Recent research by investigators from deCODE genetics—a subsidiary of the pharmaceutical company Amgen—revealed how evaluating the levels of a huge number of proteins in plasma at a population scale when joined with data on sequence diversity and RNA expression drastically enhances the understanding of human diseases and other phenotypes. The research was published on December 2nd, 2021 in the Nature Genetics journal.
Dr Kari Stefansson CEO of deCODE genetics and one of the senior authors on the paper. Image Credit: Copyright: deCODE genetics.
Researchers at deCODE genetics utilized levels of 5000 proteins in plasma directed on a multiplex platform at a population scale to reveal their genetic determinants and their relationship with human disease and other traits. Earlier works on the genetics of protein levels had lesser individuals or examined far fewer proteins compared to the current research.
With the help of protein levels in plasma analyzed with the Somascan proteomics assay, researchers at deCODE genetics investigated the link between 27 million sequence variants with plasma levels of 4,719 proteins in 35,559 Icelanders. The scientists discovered 18,084 connections between variants in the sequence and levels of proteins.

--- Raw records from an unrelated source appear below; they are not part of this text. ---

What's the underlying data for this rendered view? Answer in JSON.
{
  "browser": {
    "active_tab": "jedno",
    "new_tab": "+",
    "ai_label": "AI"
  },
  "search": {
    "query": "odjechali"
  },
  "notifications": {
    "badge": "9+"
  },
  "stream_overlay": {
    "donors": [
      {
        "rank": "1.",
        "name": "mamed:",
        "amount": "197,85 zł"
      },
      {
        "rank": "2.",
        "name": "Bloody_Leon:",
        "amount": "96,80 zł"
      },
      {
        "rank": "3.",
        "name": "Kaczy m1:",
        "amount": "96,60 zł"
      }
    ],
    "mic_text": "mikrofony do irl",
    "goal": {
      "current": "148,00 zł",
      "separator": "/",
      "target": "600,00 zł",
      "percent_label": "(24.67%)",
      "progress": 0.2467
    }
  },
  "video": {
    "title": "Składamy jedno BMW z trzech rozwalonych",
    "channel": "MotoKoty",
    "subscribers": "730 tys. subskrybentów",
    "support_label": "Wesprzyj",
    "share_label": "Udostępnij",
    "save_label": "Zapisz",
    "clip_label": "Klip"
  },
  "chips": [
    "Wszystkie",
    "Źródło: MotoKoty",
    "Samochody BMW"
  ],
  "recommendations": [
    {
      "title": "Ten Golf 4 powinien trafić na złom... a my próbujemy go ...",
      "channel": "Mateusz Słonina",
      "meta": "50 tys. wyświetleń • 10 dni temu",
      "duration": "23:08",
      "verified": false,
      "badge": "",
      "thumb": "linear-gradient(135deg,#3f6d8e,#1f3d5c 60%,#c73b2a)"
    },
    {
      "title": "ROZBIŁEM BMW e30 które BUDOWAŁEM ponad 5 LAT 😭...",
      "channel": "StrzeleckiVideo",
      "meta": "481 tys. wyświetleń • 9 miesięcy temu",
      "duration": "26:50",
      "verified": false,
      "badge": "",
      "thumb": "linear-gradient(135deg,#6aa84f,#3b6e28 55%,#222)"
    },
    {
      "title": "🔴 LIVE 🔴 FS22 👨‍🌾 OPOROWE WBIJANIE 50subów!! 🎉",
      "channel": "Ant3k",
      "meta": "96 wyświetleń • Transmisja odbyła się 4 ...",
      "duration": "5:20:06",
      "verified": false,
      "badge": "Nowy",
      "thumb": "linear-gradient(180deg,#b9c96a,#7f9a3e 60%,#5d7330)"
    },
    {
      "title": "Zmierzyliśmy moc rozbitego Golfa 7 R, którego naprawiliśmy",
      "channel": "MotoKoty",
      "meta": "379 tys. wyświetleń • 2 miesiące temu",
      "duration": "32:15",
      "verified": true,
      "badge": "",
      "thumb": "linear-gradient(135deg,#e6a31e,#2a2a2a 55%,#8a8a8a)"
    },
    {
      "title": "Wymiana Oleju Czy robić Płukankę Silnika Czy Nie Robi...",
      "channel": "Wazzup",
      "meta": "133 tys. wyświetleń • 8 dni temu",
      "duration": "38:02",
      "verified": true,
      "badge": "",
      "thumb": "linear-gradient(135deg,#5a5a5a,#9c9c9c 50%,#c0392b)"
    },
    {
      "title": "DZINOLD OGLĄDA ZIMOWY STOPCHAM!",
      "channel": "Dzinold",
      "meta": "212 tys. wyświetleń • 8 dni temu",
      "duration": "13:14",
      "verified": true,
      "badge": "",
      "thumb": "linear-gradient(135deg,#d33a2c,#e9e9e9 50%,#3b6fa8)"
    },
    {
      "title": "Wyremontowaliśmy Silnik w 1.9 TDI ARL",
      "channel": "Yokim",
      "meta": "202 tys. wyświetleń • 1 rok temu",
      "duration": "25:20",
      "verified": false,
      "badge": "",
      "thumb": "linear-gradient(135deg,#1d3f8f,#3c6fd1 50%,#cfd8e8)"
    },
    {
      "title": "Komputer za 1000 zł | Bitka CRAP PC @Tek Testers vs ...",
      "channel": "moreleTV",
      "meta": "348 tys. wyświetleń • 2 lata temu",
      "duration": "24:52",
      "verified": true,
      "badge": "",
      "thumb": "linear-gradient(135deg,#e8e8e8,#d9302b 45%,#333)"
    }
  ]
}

Around 19% had rare variants pinpointed with whole-genome sequencing. On the whole, 93% of the associations are new. Moreover, the researchers replicated 83% and 64% of the reported connections from the biggest existing plasma proteomic studies, on the basis of the Somascan method and the antibody-based Olink assay, respectively.

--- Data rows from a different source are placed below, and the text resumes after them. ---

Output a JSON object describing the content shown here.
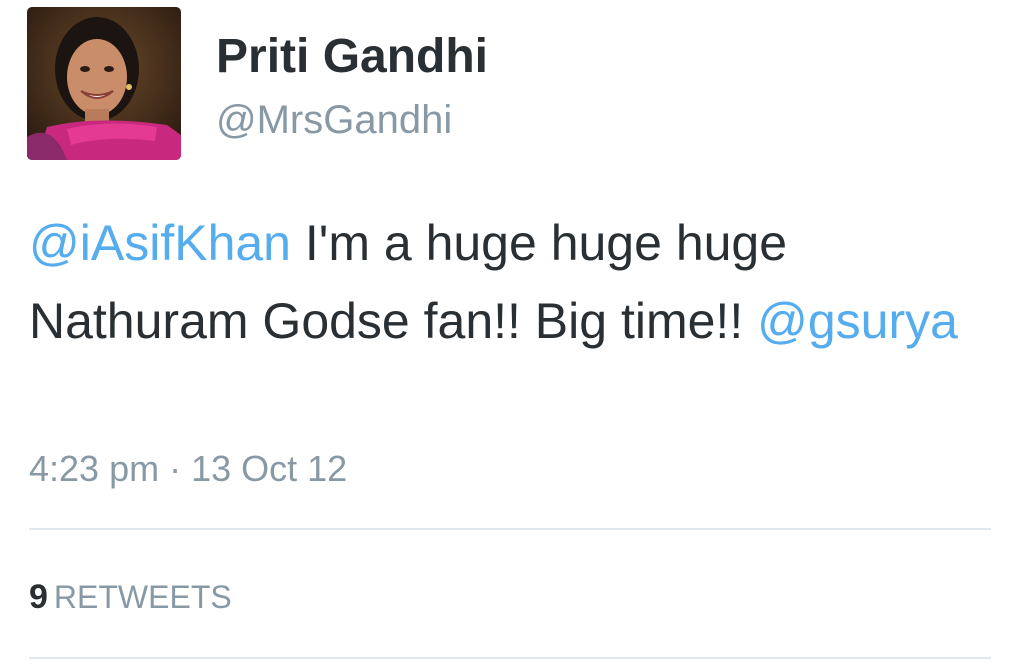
{
  "author": {
    "display_name": "Priti Gandhi",
    "handle": "@MrsGandhi",
    "avatar_icon": "profile-photo"
  },
  "tweet": {
    "reply_mention": "@iAsifKhan",
    "body": " I'm a huge huge huge Nathuram Godse fan!! Big time!! ",
    "trailing_mention": "@gsurya",
    "timestamp": "4:23 pm · 13 Oct 12"
  },
  "stats": {
    "retweet_count": "9",
    "retweet_label": "RETWEETS"
  },
  "colors": {
    "text": "#292f33",
    "muted": "#8899a6",
    "mention": "#55acee",
    "divider": "#e1e8ed"
  }
}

The levels of proteins in plasma were investigated for associations with 373 diseases and other traits and provided 257,490 such associations. The scientists integrated associations of sequence variants with protein levels and diseases and other traits and identified that 12% of about 50,000 variants reported to relate with diseases and other traits also relate with protein levels.
Proteomics can assist in solving one of the major challenges in genetic studies: to determine what gene is responsible for the effect of a sequence variant on a disease. In addition, the proteome provides some measure of time because levels of proteins in the blood rise and they fall as a function of time to and from events.”
Kari Stefansson, Study Senior Author and CEO, deCODE Genetics
Ferkingstad, E., et al. (2021) Large-scale integration of the plasma proteome with genetics and disease. Nature Genetics. doi.org/10.1038/s41588-021-00978-w.